The main characters are three British founders born after 2000: CEO Noah Tweedale (21 years old), CTO Dylan Kerler (21 years old), and COO Alon Cohen (23 years old, using a pseudonym). They have keenly identified this core pain point and claim to solve the risk of Meme coins running away, with the vision of creating the most interesting place on the internet.
Pump.fun will debut in January 2024, with its core innovation: "One-click Token Issuance," simplifying the originally complex process to just a few clicks and a few dollars. This disruptive innovation has led to explosive growth.
But this talent quickly turned into a speculative tool. The entire business model amplifies speculative sentiment. The $4 billion valuation presale of the PUMP token has pushed this speculation to its peak.
The disregard for business rules runs throughout. They once earned trust with an anti-pre-sale stance, but then turned around and initiated large-scale pre-sales. When faced with FCA regulation, they chose to cut ties with the UK operating entity. The CEO denied that Pump.fun is a UK company, while the COO argued that an employment relationship does not represent ownership. To the public, all of this seems calculated rather than ignorant.
Technical geniuses, speculators, and rule-breakers; this complex portrait presents the complete trajectory of Pump.fun, from its rocket-like rise to its rapid fall. The young founders did not anticipate that this project, intended to bring fun, would thrust them into a complicated whirlpool of legal and business issues.
Standing at the Crossroads
Pump.fun is at a crossroads.
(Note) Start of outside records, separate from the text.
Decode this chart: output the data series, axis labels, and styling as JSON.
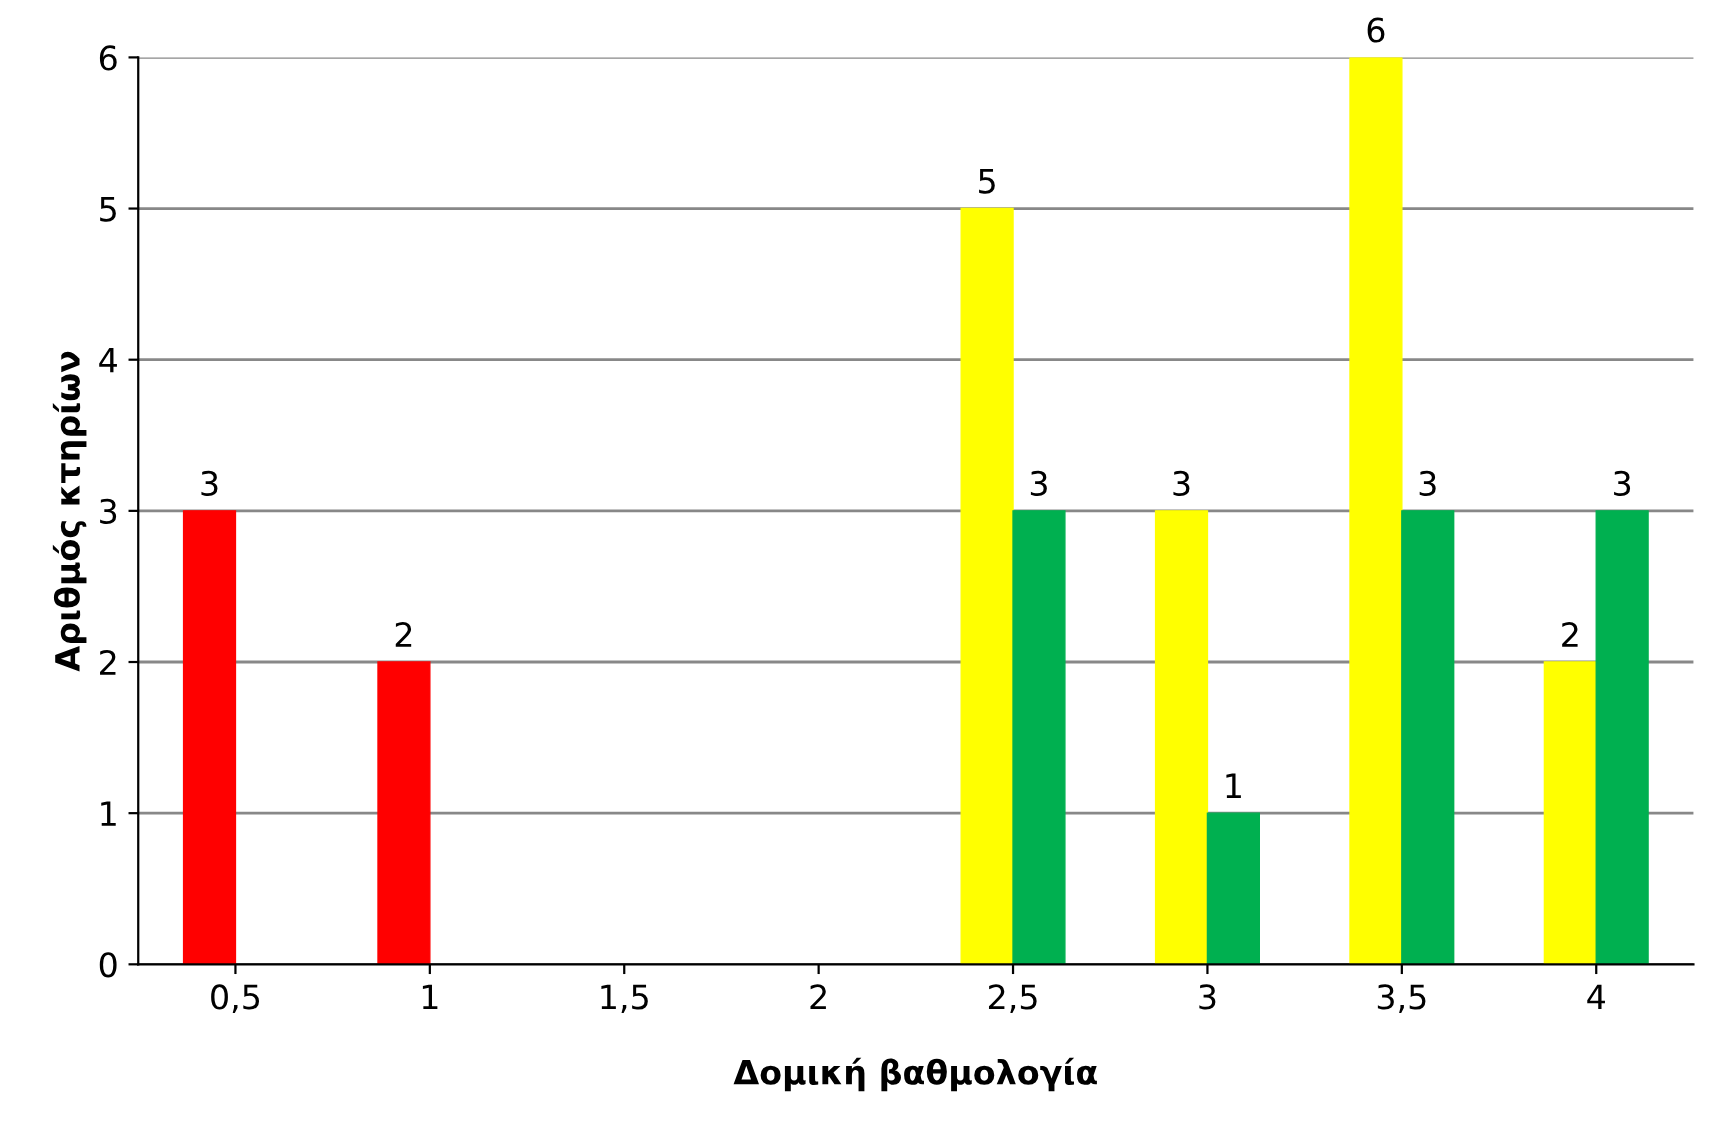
{
  "chart_data": {
    "type": "bar",
    "xlabel": "Δομική βαθμολογία",
    "ylabel": "Αριθμός κτηρίων",
    "categories": [
      "0,5",
      "1",
      "1,5",
      "2",
      "2,5",
      "3",
      "3,5",
      "4"
    ],
    "series": [
      {
        "colors": [
          "#ff0000",
          "#ff0000",
          null,
          null,
          "#ffff00",
          "#ffff00",
          "#ffff00",
          "#ffff00"
        ],
        "values": [
          3,
          2,
          null,
          null,
          5,
          3,
          6,
          2
        ]
      },
      {
        "color": "#00b050",
        "values": [
          null,
          null,
          null,
          null,
          3,
          1,
          3,
          3
        ]
      }
    ],
    "ylim": [
      0,
      6
    ],
    "yticks": [
      0,
      1,
      2,
      3,
      4,
      5,
      6
    ],
    "grid": "y",
    "data_labels": true
  }
}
Ongoing lawsuits, declining market share, and damaged user trust have put it in a difficult position.
This seems to be another brutal performance of "DeFi Darwinism": a species rapidly thrives due to its unique adaptability (low barriers to entry and high dissemination), only to face challenges eventually because it cannot evolve the ability to cope with complex environments (regulation, trust, security).
The predicament of Pump.fun raises a serious question for the entire crypto industry: to what extent should platforms be held accountable for the actions within their ecosystem when innovation walks the legal tightrope?
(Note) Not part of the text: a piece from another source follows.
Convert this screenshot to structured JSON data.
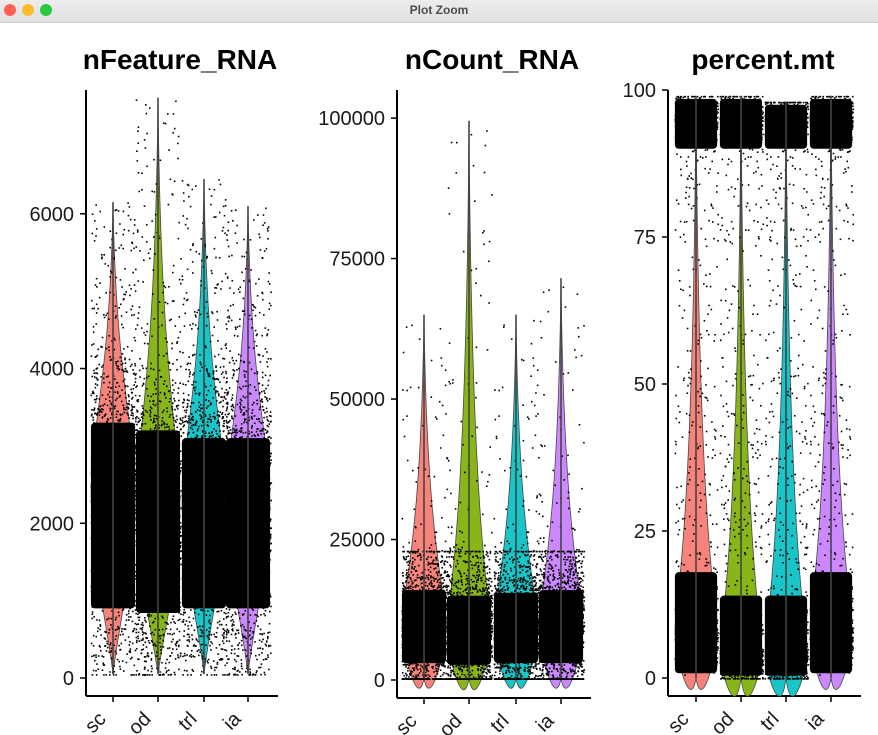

As regulatory scrutiny shifts from centralized exchanges to more complex DeFi applications, the next Pump.fun may already be brewing.
For every surfer, the ability to distinguish between fun and traps has never been more important than it is today. This story of rising from grassroots to the pinnacle and then falling from that peak may be laying the groundwork for the next chapter of the crypto world.